Not so fast, Chairman Goodlatte said in a statement about the Senate bill. “While it attempts to make tax collection simpler, it still has a long way to go. There is still not uniformity on definitions and tax rates, so businesses would still be forced to wade through potentially hundreds of tax rates and a host of different tax codes and definitions.”
Goodlatte, though, also said that he understands the concerns of brick-and-mortar retailers, an argument that has cut through to many (normally) anti-tax Republicans. The Chairman noted that his committee would consider alternative legislation that would allow states to collect sales taxes “without opening the door to aggressive state action against out-of-state companies.”
That could prove legally complicated, triggering constitutional challenges under the interstate commerce clause. Moreover, such technical amendments could create even another web of regulations burdening for small companies. Some, recognizing this fact, have suggested a simpler solution. The federal government should simply collect—and keep—the four to five cent sales tax.
Suggested uses for the money include fulfilling President Obama’s requirement for higher revenues under any bipartisan entitlement reform proposal.

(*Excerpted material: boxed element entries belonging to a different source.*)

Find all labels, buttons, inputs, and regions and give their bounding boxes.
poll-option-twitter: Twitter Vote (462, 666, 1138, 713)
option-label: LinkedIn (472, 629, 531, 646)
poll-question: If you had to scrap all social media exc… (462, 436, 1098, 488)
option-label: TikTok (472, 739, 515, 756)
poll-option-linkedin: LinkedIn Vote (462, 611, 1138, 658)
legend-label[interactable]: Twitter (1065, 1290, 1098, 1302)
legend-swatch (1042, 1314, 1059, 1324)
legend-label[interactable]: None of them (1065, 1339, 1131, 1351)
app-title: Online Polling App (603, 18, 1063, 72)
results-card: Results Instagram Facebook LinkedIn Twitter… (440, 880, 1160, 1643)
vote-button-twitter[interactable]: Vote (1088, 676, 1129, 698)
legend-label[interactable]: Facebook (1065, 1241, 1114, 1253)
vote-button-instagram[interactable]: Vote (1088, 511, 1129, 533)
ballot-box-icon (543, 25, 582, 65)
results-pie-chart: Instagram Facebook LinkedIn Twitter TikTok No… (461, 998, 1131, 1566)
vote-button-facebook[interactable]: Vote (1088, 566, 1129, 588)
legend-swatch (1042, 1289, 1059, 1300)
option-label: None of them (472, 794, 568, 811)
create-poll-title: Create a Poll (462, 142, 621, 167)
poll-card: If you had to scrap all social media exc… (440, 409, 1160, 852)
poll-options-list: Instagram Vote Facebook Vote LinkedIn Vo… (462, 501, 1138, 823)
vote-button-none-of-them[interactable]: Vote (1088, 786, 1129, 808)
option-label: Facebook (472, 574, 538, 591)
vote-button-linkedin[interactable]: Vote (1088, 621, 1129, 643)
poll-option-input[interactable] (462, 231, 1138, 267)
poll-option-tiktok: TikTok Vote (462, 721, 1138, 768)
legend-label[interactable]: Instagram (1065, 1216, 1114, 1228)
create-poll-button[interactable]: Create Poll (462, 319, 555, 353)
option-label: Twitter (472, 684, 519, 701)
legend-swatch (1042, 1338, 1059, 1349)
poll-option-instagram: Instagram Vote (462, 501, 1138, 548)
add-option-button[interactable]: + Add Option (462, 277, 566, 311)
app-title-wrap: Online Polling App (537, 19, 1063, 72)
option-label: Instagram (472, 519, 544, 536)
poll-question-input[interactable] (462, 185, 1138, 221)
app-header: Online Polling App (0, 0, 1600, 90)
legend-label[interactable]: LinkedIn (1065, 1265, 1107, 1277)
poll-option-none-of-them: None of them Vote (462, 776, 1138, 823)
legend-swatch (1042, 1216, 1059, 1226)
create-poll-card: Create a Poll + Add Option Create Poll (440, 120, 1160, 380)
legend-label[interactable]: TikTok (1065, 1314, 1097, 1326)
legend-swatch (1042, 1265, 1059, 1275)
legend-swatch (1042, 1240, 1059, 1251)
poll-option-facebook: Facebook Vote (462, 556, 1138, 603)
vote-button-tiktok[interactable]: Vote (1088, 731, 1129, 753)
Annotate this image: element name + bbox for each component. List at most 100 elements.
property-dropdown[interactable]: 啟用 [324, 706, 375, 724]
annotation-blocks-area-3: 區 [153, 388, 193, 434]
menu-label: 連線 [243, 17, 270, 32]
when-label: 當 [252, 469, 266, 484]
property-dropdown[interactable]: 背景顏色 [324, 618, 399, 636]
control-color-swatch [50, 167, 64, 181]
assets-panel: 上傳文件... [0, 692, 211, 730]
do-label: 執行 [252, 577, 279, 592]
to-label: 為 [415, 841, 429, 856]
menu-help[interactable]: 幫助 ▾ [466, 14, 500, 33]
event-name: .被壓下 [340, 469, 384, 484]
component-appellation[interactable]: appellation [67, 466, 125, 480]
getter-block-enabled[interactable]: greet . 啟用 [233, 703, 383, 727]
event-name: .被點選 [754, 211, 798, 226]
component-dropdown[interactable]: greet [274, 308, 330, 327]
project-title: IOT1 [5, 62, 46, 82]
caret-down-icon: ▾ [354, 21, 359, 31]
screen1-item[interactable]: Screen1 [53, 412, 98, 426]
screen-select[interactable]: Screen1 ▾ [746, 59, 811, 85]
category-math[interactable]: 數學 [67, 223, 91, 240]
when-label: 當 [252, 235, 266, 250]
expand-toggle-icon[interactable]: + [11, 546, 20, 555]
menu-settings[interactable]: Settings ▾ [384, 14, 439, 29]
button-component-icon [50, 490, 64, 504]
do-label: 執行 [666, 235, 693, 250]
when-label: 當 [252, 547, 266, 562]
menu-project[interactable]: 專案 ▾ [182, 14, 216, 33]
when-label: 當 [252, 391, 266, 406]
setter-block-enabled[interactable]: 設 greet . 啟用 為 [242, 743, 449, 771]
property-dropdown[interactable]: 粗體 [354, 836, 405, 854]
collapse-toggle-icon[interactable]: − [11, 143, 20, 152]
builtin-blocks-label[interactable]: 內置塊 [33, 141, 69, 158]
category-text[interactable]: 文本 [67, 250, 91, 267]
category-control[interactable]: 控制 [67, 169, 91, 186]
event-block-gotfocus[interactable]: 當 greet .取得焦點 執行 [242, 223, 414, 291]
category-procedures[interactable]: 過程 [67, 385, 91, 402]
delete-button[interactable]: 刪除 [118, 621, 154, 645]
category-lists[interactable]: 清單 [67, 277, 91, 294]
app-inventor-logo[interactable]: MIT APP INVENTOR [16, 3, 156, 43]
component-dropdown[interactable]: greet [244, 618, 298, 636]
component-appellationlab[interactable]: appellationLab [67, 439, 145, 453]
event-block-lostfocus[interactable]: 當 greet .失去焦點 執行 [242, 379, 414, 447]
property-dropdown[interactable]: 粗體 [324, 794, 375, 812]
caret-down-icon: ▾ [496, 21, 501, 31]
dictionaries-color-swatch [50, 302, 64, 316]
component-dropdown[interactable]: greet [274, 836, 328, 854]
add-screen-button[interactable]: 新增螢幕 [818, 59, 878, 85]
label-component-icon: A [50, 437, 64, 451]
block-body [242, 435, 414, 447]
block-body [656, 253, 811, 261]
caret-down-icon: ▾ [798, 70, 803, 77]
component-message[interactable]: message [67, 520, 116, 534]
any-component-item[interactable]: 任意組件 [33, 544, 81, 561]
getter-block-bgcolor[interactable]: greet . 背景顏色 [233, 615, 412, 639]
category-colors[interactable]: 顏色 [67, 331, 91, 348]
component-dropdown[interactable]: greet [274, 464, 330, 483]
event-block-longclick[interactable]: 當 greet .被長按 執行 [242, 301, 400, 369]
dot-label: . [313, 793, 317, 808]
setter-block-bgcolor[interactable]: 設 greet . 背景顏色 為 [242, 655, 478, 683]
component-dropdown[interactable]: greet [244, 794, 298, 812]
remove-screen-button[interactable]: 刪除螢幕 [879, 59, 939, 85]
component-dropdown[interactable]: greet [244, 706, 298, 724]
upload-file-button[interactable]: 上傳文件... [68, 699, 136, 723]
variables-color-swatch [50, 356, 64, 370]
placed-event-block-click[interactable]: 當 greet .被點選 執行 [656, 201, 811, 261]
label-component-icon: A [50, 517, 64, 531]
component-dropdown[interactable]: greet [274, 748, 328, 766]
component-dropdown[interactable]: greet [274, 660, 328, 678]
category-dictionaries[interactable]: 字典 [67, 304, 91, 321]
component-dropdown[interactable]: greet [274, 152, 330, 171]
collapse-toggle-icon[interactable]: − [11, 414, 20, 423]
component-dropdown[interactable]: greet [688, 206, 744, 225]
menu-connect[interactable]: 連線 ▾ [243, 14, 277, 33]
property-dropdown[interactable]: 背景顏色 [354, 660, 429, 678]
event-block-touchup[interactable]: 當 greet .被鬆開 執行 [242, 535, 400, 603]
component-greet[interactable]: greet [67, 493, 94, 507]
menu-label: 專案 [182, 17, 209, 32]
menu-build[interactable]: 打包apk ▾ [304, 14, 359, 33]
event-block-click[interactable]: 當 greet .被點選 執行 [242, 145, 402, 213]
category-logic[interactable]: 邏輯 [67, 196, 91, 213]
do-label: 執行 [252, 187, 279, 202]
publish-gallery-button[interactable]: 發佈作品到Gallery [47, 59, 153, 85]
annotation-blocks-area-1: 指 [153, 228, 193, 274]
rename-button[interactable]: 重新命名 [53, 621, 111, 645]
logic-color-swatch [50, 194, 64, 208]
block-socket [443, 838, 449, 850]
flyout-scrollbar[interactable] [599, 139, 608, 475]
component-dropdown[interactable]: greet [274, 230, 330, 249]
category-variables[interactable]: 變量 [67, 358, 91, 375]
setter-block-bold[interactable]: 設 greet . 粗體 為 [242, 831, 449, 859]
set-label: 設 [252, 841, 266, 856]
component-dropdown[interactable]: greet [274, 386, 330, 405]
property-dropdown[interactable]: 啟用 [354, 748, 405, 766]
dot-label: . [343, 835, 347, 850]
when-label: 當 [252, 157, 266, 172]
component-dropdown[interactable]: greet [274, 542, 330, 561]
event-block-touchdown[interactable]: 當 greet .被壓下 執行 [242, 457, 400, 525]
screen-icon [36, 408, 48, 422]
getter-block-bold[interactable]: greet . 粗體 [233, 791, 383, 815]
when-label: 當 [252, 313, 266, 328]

Of course, that assumes the President can even convince Hill Democrats votes to raise the retirement age, or fundamentally change Medicare as Budget Committee Chairman Paul Ryan has proposed.
Even if he could, Republicans will not tolerate any tax increase for the Federal Treasury, no matter how generous the entitlement reform offered in exchange. (This opposition has grown to such a fever point that the GOP proposal to adjust the Consumer Price Index, slowing the growth of Social Security and Federal benefits, has gone out of favor in Conservative circles since it would also adjust the income tax brackets, creating a $160 billion middle-class tax hike.)
Others, however, see the Internet sales tax debate as the means to achieve a practical form of federal tax reform. Yale Professor Michael J. Graetz in his essay “100 Million Unnecessary Returns: A Fresh Start for the U.S. Tax System”, proposed that middle income tax payers be exempted from federal income taxation. Instead, their tax burden would be paid from a low rate sales tax, with higher income brackets paying—say those over $100,000 per year—and corporations paying a flat rate. A flat rate higher, on the other hand, than Steve Forbes and his allies have proposed, at least 25 percent, so as to be revenue neutral.
Graetz suggested that this could be achieved rather painlessly by converting the current eight percent payroll tax rate into a sales tax of a similar or lower rate. That would collect more revenue than the current labor based system, allowing middle income taxpayers to be exempted from the income tax system altogether, while keeping high earners still supporting the system.
From its proposal in 2002, the idea went exactly nowhere. GOP leaders feared that such a hybrid system of income and sales tax could provide government with a limitless source of income. It was a step too far, yet now, as Congress openly hungers for tax reform ideas, the Internet Sales Tax serve as a consumption compromise, providing a back door into fundamental tax reform. Were it even to fall short of such a heady goal, the new revenue could still provide the funds for another needed tax reform. It might be the easiest way to underwrite a tax credit that enjoys some support in both the Obama Administration and on Capitol Hill, ironically with some of the loudest advocates of purging most credits from the tax code.